Akrual total sekarang merupakan hal lumrah di literatur managemen laba. Hampir semua penelitian managemen laba menggunakan model berbasis akrual total. Namun, dulu nggak gitu lho.
Waktu Jennifer Jones menyusun papernya “Earnings Management During Import Relief Investigation”, yang kemudian terbit tahun 1991, akrual total justru nggak banyak digunakan. Pada saat itu, penelitian lebih banyak menggunakan perubahan metode akuntansi (e.g. LIFO ke FIFO) dan akrual singel (e.g. cadangan piutang tak tertagih) sebagai indikasi terjadi atau tidak terjadinya managemen laba.
Lantas mengapa Jones menggunakan akrual total?
Ini gara-gara niatan penelitian Jones. Dia ingin meneliti apakah perusahaan yang diuntungkan oleh pembatasan impor akan memanipulasi labanya.
Waktu itu, International Trade Commission (ITC) Amerika Serikat ingin cari tau apakah perlu membatasi impor ke negerinya. Kalau memang perlu, ITC bisa meningkatkan tarif atau menurunkan kuota impor sehingga nilai impor ke Amerika berkurang. Hal ini tentu menguntungkan produsen barang dalam negeri Amerika sebab pesaing mereka berkurang dan harga barang akan lebih menguntungkan (konsep permintaan dan penawaran). Tentu adalah wajar bila produsen dalam negeri menginginkan adanya pembatasan impor.
Bagaimana caranya?
Salah satu kriteria ITC untuk membatasi impor adalah profitabilitas industri. Bila laba industri jelek atau menurun karena impor maka ITC mungkin akan mempertimbangkan pembatasan impor. Di sini, perusahaan dalam industri tersebut tentu sedikit-banyak terdorong untuk menurunkan labanya atau lebih tepatnya mendeflasi laba mereka (mendeflasi: menurunkan laba secara semu) agar bisa memperoleh pembatasan impor.
Oleh sebab itu, Jones ingin melihat apakah perusahaan yang diuntungkan oleh adanya pembatasan impor melakukan pendeflasian laba.
Bila kamu manager salah satu perusahaan tersebut, cara mendeflasi laba apa yang mungkin kamu pakai? Berhubung ITC menggunakan angka laba sebelum pajak maka manager bisa memanfaatkan segala jenis akrual untuk mendeflasi laba mereka. Bisa menggunakan akrual gaji, cadangan piutang tak tertagih, bonus managemen, dan sebagainya. Semua bakal ada dampaknya ke laba.

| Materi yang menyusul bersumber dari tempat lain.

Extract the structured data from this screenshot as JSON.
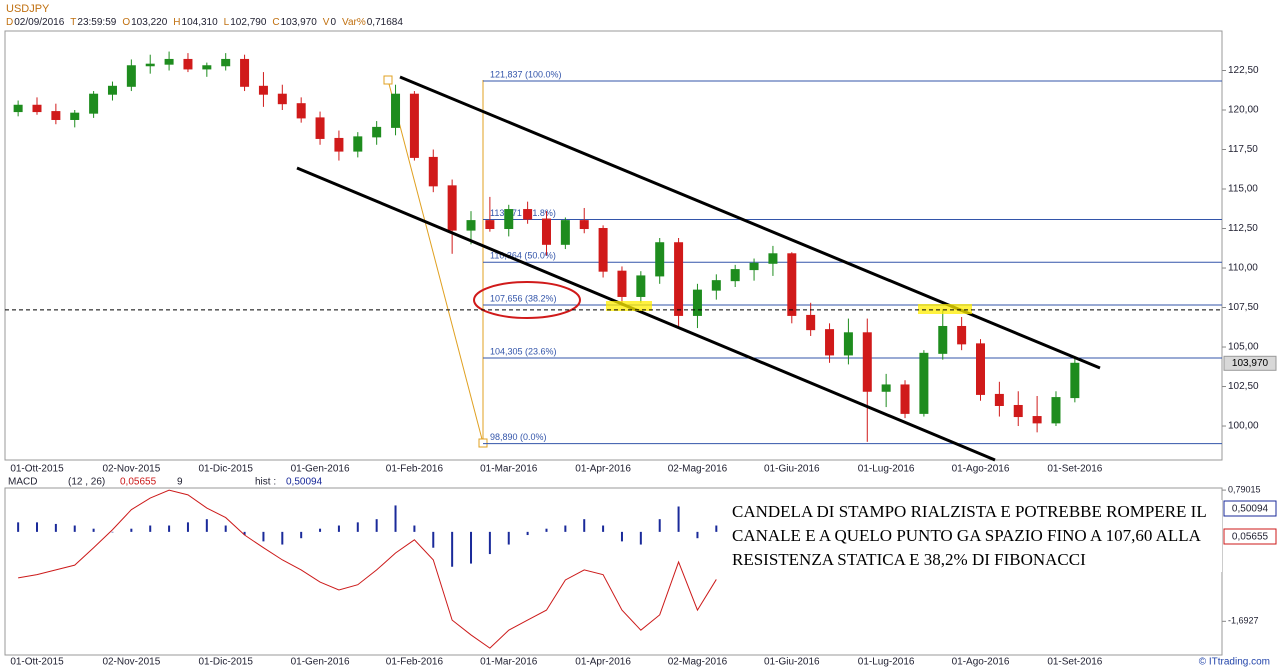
{
  "chart_data": [
    {
      "type": "candlestick",
      "title": "USDJPY",
      "info": [
        {
          "key": "D",
          "value": "02/09/2016"
        },
        {
          "key": "T",
          "value": "23:59:59"
        },
        {
          "key": "O",
          "value": "103,220"
        },
        {
          "key": "H",
          "value": "104,310"
        },
        {
          "key": "L",
          "value": "102,790"
        },
        {
          "key": "C",
          "value": "103,970"
        },
        {
          "key": "V",
          "value": "0"
        },
        {
          "key": "Var%",
          "value": "0,71684"
        }
      ],
      "categories": [
        null,
        "01-Ott-2015",
        null,
        null,
        null,
        null,
        "02-Nov-2015",
        null,
        null,
        null,
        null,
        "01-Dic-2015",
        null,
        null,
        null,
        null,
        "01-Gen-2016",
        null,
        null,
        null,
        null,
        "01-Feb-2016",
        null,
        null,
        null,
        null,
        "01-Mar-2016",
        null,
        null,
        null,
        null,
        "01-Apr-2016",
        null,
        null,
        null,
        null,
        "02-Mag-2016",
        null,
        null,
        null,
        null,
        "01-Giu-2016",
        null,
        null,
        null,
        null,
        "01-Lug-2016",
        null,
        null,
        null,
        null,
        "01-Ago-2016",
        null,
        null,
        null,
        null,
        "01-Set-2016"
      ],
      "open": [
        119.9,
        120.3,
        119.9,
        119.4,
        119.8,
        121.0,
        121.5,
        122.8,
        122.9,
        123.2,
        122.6,
        122.8,
        123.2,
        121.5,
        121.0,
        120.4,
        119.5,
        118.2,
        117.4,
        118.3,
        118.9,
        121.0,
        117.0,
        115.2,
        112.4,
        113.0,
        112.5,
        113.7,
        113.1,
        111.5,
        113.0,
        112.5,
        109.8,
        108.2,
        109.5,
        111.6,
        107.0,
        108.6,
        109.2,
        109.9,
        110.3,
        110.9,
        107.0,
        106.1,
        104.5,
        105.9,
        102.2,
        102.6,
        100.8,
        104.6,
        106.3,
        105.2,
        102.0,
        101.3,
        100.6,
        100.2,
        101.8
      ],
      "high": [
        120.6,
        120.8,
        120.4,
        120.0,
        121.2,
        121.8,
        123.2,
        123.5,
        123.7,
        123.6,
        123.0,
        123.6,
        123.5,
        122.4,
        121.6,
        120.8,
        119.9,
        118.7,
        118.6,
        119.3,
        121.6,
        121.2,
        117.5,
        115.6,
        113.6,
        114.5,
        114.0,
        114.2,
        113.6,
        113.2,
        113.8,
        112.7,
        110.1,
        109.8,
        111.9,
        111.9,
        109.0,
        109.6,
        110.2,
        110.6,
        111.4,
        111.0,
        107.8,
        106.5,
        106.8,
        106.8,
        103.3,
        102.9,
        104.8,
        107.4,
        106.9,
        105.5,
        102.8,
        102.2,
        101.9,
        102.2,
        104.31
      ],
      "low": [
        119.6,
        119.7,
        119.1,
        118.9,
        119.5,
        120.6,
        121.2,
        122.3,
        122.5,
        122.4,
        122.1,
        122.5,
        121.2,
        120.2,
        120.0,
        119.2,
        117.8,
        116.8,
        117.0,
        117.8,
        118.4,
        116.8,
        114.8,
        110.9,
        111.5,
        112.3,
        112.0,
        112.8,
        110.8,
        111.2,
        112.2,
        109.4,
        107.6,
        107.8,
        109.0,
        106.3,
        106.2,
        108.0,
        108.8,
        109.2,
        109.5,
        106.5,
        105.7,
        104.0,
        103.9,
        99.0,
        101.2,
        100.5,
        100.6,
        104.2,
        104.8,
        101.6,
        100.6,
        100.0,
        99.6,
        100.0,
        101.5
      ],
      "close": [
        120.3,
        119.9,
        119.4,
        119.8,
        121.0,
        121.5,
        122.8,
        122.9,
        123.2,
        122.6,
        122.8,
        123.2,
        121.5,
        121.0,
        120.4,
        119.5,
        118.2,
        117.4,
        118.3,
        118.9,
        121.0,
        117.0,
        115.2,
        112.4,
        113.0,
        112.5,
        113.7,
        113.1,
        111.5,
        113.0,
        112.5,
        109.8,
        108.2,
        109.5,
        111.6,
        107.0,
        108.6,
        109.2,
        109.9,
        110.3,
        110.9,
        107.0,
        106.1,
        104.5,
        105.9,
        102.2,
        102.6,
        100.8,
        104.6,
        106.3,
        105.2,
        102.0,
        101.3,
        100.6,
        100.2,
        101.8,
        103.97
      ],
      "up_color": "#1e8c1e",
      "down_color": "#d01a1a",
      "ylim": [
        97.85,
        125.0
      ],
      "yticks": [
        {
          "value": 100,
          "label": "100,00"
        },
        {
          "value": 102.5,
          "label": "102,50"
        },
        {
          "value": 105,
          "label": "105,00"
        },
        {
          "value": 107.5,
          "label": "107,50"
        },
        {
          "value": 110,
          "label": "110,00"
        },
        {
          "value": 112.5,
          "label": "112,50"
        },
        {
          "value": 115,
          "label": "115,00"
        },
        {
          "value": 117.5,
          "label": "117,50"
        },
        {
          "value": 120,
          "label": "120,00"
        },
        {
          "value": 122.5,
          "label": "122,50"
        }
      ],
      "fibonacci": {
        "color": "#3355aa",
        "levels": [
          121.837,
          113.071,
          110.364,
          107.656,
          104.305,
          98.89
        ],
        "labels": [
          "121,837 (100.0%)",
          "113,071 (61.8%)",
          "110,364 (50.0%)",
          "107,656 (38.2%)",
          "104,305 (23.6%)",
          "98,890 (0.0%)"
        ]
      },
      "resistance_level": 107.35,
      "last_price": {
        "value": 103.97,
        "label": "103,970"
      }
    },
    {
      "type": "macd",
      "title": "MACD",
      "params": "(12 , 26)",
      "macd_value": "0,05655",
      "signal_period": "9",
      "hist_label": "hist :",
      "hist_value": "0,50094",
      "macd_color": "#cc1a1a",
      "hist_color": "#1a2a9a",
      "macd": [
        -0.87,
        -0.81,
        -0.72,
        -0.63,
        -0.3,
        0.04,
        0.42,
        0.64,
        0.79,
        0.7,
        0.45,
        0.27,
        -0.06,
        -0.3,
        -0.53,
        -0.72,
        -0.95,
        -1.1,
        -1.0,
        -0.72,
        -0.4,
        -0.15,
        -0.53,
        -1.67,
        -1.95,
        -2.2,
        -1.86,
        -1.67,
        -1.48,
        -0.91,
        -0.72,
        -0.81,
        -1.48,
        -1.86,
        -1.57,
        -0.57,
        -1.48,
        -0.9,
        null,
        null,
        null,
        null,
        null,
        null,
        null,
        null,
        null,
        null,
        null,
        null,
        null,
        null,
        null,
        null,
        null,
        null,
        null
      ],
      "hist": [
        0.18,
        0.18,
        0.15,
        0.12,
        0.06,
        0.0,
        0.06,
        0.12,
        0.12,
        0.18,
        0.24,
        0.12,
        -0.06,
        -0.18,
        -0.24,
        -0.12,
        0.06,
        0.12,
        0.18,
        0.24,
        0.5,
        0.12,
        -0.3,
        -0.66,
        -0.6,
        -0.42,
        -0.24,
        -0.06,
        0.06,
        0.12,
        0.24,
        0.12,
        -0.18,
        -0.24,
        0.24,
        0.48,
        -0.12,
        0.12,
        null,
        null,
        null,
        null,
        null,
        null,
        null,
        null,
        null,
        null,
        null,
        null,
        null,
        null,
        null,
        null,
        null,
        null,
        null
      ],
      "ylim": [
        -2.33,
        0.83
      ],
      "yticks": [
        {
          "value": 0.79015,
          "label": "0,79015"
        },
        {
          "value": -1.6927,
          "label": "-1,6927"
        }
      ],
      "annotation": "CANDELA DI STAMPO RIALZISTA E POTREBBE ROMPERE IL CANALE E A QUELO PUNTO GA SPAZIO FINO A 107,60 ALLA RESISTENZA STATICA E 38,2% DI FIBONACCI"
    }
  ],
  "watermark": "© ITtrading.com"
}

Makanya, Jones menggunakan akrual total.
Caranya gimana? Kan kita nggak tau jelasnya akrual apa yang dimanipulasi untuk mendeflasi laba? Di sinilah asiknya model yang kemudian bakal terkenal dengan nama Model Jones ini…
Jones mengajak kita melihat pola akrual perusahaan-perusahaan tersebut.
Asumsinya, manager dan perusahaan kan nggak setiap saat juga memanipulasi laba. Soalnya managemen laba kan perlu usaha (effort) juga yah. Lagian kalau nggak ada untungnya trus buat apa? Oleh karenanya, kebanyakan laporan keuangan itu sebenarnya tidak dimanipulasi alias normal. Hanya dalam kondisi tertentu aja perusahaan melakukan managemen laba. Lagi pengen pembatasan impor misalnya. Logikanya, ini berakibat pada berubahnya pola akrual saat perusahaan terdorong untuk memanipulasi laba. Perubahan pola inilah yang hendak dilihat Jones. Bagaimana caranya?
Jones mengestimasi akrual normal, yang ia sebut nondiskresioner, dengan mengembangkan suatu model spesifik-perusahaan. Model ini mempertimbangkan terjadinya perubahan akrual akibat adanya perubahan kondisi perekonomian. Misalnya, bila perekonomian bagus maka penjualan cenderung naik dan, konsekuensinya, piutang penjualan akan cenderung naik juga. Itu kenapa kita melihat variabel pendapatan, piutang, dan aset tetap di dalamnya, sebab mereka juga mencerminkan perubahaan perekonomian. Model inilah yang kemudian kita kenal sebagai Model Jones.
Menarik ya ceritanya? Lanjutannya bisa kalian baca di paper Jennifer J. Jones (1991), “Earnings Management during Import Relief Investigation.”
wah bagus banget pembahasan nya, bahasa nya enak jadi gampang paham, terimakasih ya:D
kebetulan skripsi saya ada sangkut paut nya sama audit dan akrual diskresioner model jones, jadi dapet insight.